Does this signal a deliberate push to penetrate Europe’s rocket artillery market? The evidence points to yes. Germany is explicitly framed as a supply base for other European forces, and besides Germany, the Netherlands and Denmark have already opted for the system, with Greece presented as a plausible next customer. Greek interest has been reported in several dozen PULS systems, alongside clear expectations of domestic industrial participation, a pattern that mirrors Elbit’s broader European playbook: win the launcher, then embed domestic production and sustainment to make the program politically resilient.

For Germany, the industrial implications are significant.
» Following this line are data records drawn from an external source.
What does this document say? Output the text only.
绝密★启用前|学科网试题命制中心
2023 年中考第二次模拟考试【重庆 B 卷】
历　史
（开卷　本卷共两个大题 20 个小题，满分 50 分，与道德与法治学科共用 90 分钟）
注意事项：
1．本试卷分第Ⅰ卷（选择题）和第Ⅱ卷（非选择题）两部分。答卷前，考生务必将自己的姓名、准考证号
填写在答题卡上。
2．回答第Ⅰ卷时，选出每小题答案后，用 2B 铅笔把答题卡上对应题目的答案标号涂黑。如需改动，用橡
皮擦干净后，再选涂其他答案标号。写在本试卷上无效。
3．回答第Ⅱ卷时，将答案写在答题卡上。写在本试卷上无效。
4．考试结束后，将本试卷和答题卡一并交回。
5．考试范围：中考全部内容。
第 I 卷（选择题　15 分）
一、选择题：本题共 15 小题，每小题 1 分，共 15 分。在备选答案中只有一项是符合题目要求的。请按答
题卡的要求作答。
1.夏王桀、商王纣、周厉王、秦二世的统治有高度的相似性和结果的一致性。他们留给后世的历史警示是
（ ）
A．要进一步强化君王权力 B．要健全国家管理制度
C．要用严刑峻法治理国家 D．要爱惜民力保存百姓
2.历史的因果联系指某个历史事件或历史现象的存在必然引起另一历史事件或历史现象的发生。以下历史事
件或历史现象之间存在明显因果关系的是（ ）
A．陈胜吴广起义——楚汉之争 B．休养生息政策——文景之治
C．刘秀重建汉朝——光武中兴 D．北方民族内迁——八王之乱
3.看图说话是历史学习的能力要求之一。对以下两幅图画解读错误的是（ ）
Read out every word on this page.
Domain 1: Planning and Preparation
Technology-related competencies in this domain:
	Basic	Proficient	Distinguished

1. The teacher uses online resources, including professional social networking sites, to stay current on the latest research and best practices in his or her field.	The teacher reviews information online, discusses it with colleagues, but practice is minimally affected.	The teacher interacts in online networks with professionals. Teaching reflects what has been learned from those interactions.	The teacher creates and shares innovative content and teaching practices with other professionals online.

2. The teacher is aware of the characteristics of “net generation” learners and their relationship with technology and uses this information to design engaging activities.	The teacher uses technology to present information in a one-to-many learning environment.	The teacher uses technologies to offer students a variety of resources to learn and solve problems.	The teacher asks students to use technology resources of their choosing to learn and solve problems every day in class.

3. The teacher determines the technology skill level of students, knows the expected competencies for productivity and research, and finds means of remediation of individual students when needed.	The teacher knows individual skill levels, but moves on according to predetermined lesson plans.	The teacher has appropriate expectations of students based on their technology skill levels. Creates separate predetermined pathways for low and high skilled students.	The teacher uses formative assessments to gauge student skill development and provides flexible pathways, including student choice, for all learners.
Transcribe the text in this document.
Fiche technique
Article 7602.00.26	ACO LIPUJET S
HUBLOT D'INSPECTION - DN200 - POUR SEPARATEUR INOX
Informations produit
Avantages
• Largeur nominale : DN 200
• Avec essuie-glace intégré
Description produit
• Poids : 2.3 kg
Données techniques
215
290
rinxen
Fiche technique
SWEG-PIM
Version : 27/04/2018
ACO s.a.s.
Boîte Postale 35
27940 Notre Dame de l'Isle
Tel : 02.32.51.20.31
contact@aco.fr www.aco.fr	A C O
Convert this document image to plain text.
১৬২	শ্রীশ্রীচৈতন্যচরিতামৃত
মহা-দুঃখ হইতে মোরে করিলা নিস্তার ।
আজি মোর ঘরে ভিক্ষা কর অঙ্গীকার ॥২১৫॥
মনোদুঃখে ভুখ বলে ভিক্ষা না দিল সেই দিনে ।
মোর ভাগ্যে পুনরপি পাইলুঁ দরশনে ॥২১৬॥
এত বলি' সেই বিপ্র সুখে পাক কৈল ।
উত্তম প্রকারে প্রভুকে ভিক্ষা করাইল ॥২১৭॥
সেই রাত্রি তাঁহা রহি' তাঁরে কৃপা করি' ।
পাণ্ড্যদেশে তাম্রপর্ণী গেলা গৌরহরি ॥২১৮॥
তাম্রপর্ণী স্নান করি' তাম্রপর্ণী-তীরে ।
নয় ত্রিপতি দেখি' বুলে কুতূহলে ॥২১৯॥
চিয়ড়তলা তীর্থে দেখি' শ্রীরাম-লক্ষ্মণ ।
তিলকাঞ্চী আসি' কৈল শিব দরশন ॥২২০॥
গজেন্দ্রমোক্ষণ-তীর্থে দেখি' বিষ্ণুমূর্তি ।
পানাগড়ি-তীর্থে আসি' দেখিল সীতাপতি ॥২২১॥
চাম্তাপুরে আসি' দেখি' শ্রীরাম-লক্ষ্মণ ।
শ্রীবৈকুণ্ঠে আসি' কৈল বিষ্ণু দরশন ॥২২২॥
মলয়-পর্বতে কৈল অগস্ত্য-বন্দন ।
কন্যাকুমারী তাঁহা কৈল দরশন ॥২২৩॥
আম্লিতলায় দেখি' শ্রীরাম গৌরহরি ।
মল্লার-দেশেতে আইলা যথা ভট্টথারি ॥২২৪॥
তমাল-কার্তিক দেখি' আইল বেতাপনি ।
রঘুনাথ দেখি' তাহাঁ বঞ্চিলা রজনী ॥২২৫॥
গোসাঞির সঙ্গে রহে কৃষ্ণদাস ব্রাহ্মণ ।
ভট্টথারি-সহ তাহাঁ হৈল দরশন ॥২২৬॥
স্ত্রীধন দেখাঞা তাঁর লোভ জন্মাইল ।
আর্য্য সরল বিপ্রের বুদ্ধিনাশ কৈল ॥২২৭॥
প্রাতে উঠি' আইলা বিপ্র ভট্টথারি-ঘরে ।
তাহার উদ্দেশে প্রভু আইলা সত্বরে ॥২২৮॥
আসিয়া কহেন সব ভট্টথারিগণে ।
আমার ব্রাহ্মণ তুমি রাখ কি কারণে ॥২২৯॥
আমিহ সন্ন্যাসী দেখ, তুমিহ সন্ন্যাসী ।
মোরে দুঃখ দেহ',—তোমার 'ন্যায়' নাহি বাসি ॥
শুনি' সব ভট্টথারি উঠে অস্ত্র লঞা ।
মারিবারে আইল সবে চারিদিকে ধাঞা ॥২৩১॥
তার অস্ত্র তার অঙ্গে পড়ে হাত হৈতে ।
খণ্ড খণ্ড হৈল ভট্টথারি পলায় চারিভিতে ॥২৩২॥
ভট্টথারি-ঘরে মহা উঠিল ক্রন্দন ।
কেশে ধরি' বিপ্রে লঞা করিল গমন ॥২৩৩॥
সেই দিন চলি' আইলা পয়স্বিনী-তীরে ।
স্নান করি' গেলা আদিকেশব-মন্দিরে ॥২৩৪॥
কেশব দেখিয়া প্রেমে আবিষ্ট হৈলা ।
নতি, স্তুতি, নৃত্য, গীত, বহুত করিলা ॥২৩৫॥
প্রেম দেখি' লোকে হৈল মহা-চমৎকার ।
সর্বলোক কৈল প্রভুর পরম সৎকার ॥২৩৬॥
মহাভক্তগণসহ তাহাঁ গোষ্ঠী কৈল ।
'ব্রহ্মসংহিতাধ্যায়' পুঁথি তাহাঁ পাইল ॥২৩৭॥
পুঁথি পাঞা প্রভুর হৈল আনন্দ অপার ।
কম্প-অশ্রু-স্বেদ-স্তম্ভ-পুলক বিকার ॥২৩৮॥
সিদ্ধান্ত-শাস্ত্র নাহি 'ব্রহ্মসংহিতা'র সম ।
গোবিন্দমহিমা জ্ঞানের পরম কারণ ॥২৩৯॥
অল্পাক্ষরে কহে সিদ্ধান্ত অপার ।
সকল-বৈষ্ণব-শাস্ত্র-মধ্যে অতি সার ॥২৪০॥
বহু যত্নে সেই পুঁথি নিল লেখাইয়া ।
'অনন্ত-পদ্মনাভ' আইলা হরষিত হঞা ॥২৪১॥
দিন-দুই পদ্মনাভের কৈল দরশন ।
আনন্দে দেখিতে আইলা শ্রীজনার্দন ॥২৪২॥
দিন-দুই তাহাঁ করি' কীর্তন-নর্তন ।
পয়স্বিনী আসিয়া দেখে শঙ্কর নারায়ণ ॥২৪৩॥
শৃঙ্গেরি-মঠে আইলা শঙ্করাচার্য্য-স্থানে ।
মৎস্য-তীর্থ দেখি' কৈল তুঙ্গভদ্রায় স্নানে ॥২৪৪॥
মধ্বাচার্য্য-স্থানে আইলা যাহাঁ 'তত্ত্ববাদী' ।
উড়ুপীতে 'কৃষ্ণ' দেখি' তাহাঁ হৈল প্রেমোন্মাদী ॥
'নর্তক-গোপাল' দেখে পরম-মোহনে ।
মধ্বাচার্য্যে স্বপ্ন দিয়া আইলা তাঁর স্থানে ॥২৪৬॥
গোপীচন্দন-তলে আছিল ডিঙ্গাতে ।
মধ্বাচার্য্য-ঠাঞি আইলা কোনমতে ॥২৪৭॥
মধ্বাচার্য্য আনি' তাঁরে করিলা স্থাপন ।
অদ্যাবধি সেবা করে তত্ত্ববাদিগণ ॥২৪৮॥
A EuroPULS rocket production hub would inject propulsion, warhead integration, and guided-rocket manufacturing into a country that has traditionally relied on US-centric MLRS supply chains for long-range rockets, while giving Diehl, MBDA Germany, and Bayern Chemie a concrete pathway into high-volume ground-launched munitions. The broader European impact is double-edged: it could accelerate a genuinely European deep-fires ecosystem with shorter supply lines and less exposure to non-European production bottlenecks, but it also sharpens competition with US-linked alternatives and raises interoperability questions. The United States has not approved integration of GMLRS-family rockets with EuroPULS, and US industry has rejected such integration, meaning Europe’s common launcher vision may hinge on Europe-owned effectors rather than NATO’s most widespread rocket family.